In his first track, “I Want Ya,” a cacophony of sounds echo through the ear drums, with crunchy guitars and drums carrying the weight of the song; however, there are some indications of tonality and understanding in later tracks. Friedberg’s creative process throughout the album invites some melancholy heard specifically within the third track, “Fade Up”, which seems to be a reflection of his desire to keep up despite his nightmarish and intrusive thoughts in the verse, “…oh grow up. You need to find a f***ing way to keep the crazy outchea brain”. It reveals this sadistic yearning to see his monsters in his dreams. In the seventh track, “The Squirrel,” the listener is invited to experience sounds that emit joyful echos of strings, electric keyboards, guitars and even introducing sitars. Yes, you saw that correctly. Sitars.

The inconsistencies of each track puts me off for a number of reasons. The oddities of each track don’t convey a solid message or consistent tone.
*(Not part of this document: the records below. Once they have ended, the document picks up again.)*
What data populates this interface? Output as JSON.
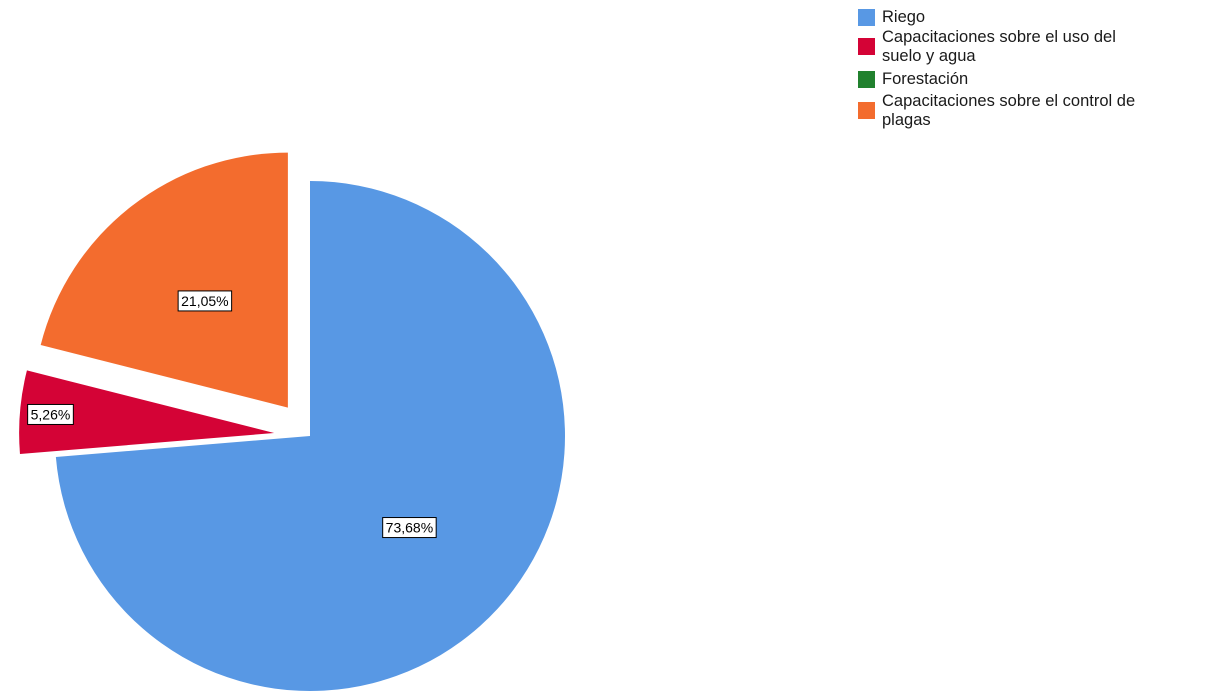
{
  "chart_data": {
    "type": "pie",
    "title": "",
    "slices": [
      {
        "label": "Riego",
        "value": 73.68,
        "data_label": "73,68%",
        "color": "#5898e4",
        "exploded": false
      },
      {
        "label": "Capacitaciones sobre el uso del suelo y agua",
        "value": 5.26,
        "data_label": "5,26%",
        "color": "#d40336",
        "exploded": true
      },
      {
        "label": "Forestación",
        "value": 0,
        "data_label": "",
        "color": "#21812e",
        "exploded": false
      },
      {
        "label": "Capacitaciones sobre el control de plagas",
        "value": 21.05,
        "data_label": "21,05%",
        "color": "#f36c2e",
        "exploded": true
      }
    ],
    "legend_position": "top-right"
  },
  "legend": {
    "items": [
      {
        "label_lines": [
          "Riego"
        ],
        "color": "#5898e4"
      },
      {
        "label_lines": [
          "Capacitaciones sobre el uso del",
          "suelo y agua"
        ],
        "color": "#d40336"
      },
      {
        "label_lines": [
          "Forestación"
        ],
        "color": "#21812e"
      },
      {
        "label_lines": [
          "Capacitaciones sobre el control de",
          "plagas"
        ],
        "color": "#f36c2e"
      }
    ]
  }
}
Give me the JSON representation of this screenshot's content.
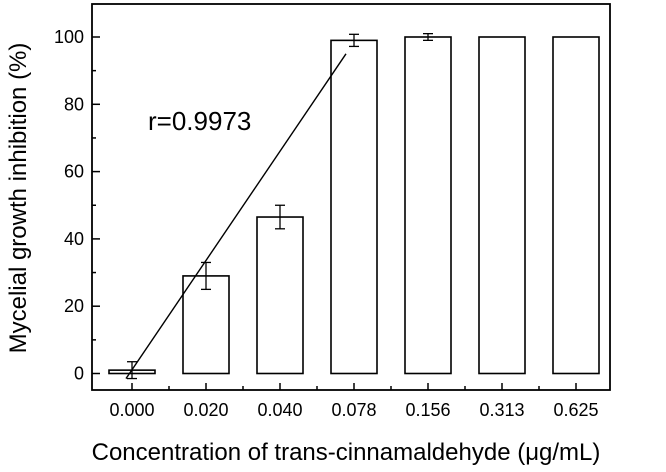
{
  "chart_data": {
    "type": "bar",
    "title": "",
    "xlabel": "Concentration of trans-cinnamaldehyde (μg/mL)",
    "ylabel": "Mycelial growth inhibition (%)",
    "categories": [
      "0.000",
      "0.020",
      "0.040",
      "0.078",
      "0.156",
      "0.313",
      "0.625"
    ],
    "values": [
      1.0,
      29.0,
      46.5,
      99.0,
      100.0,
      100.0,
      100.0
    ],
    "errors": [
      2.5,
      4.0,
      3.5,
      1.8,
      1.0,
      0.0,
      0.0
    ],
    "ylim": [
      -5,
      110
    ],
    "yticks": [
      "0",
      "20",
      "40",
      "60",
      "80",
      "100"
    ],
    "ytick_values": [
      0,
      20,
      40,
      60,
      80,
      100
    ],
    "grid": false,
    "annotations": [
      {
        "text": "r=0.9973"
      }
    ],
    "regression_line": {
      "from": {
        "category": "0.000",
        "value": -1.5
      },
      "to": {
        "category": "0.078",
        "value": 95.0
      }
    }
  }
}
One redeeming quality to note is that despite the confusing messages Friedberg is fervently trying to encapsulate as one cohesive sound, he is clearly trying to stand out and showcase his interests in a variety of diverse tones. It is obvious that Friedberg spent thoughtful time and energy into this project, but it’s sadly saturated in a overwhelmingly confusing package.

With this conglomerate of instruments, this album evokes funky, out-of-this-world rock that takes you to places you would not expect. Had this album perfectly executed unique transitions of songs, pleasant mixture of sounds and consistent tonality I would be swayed to add this to my library.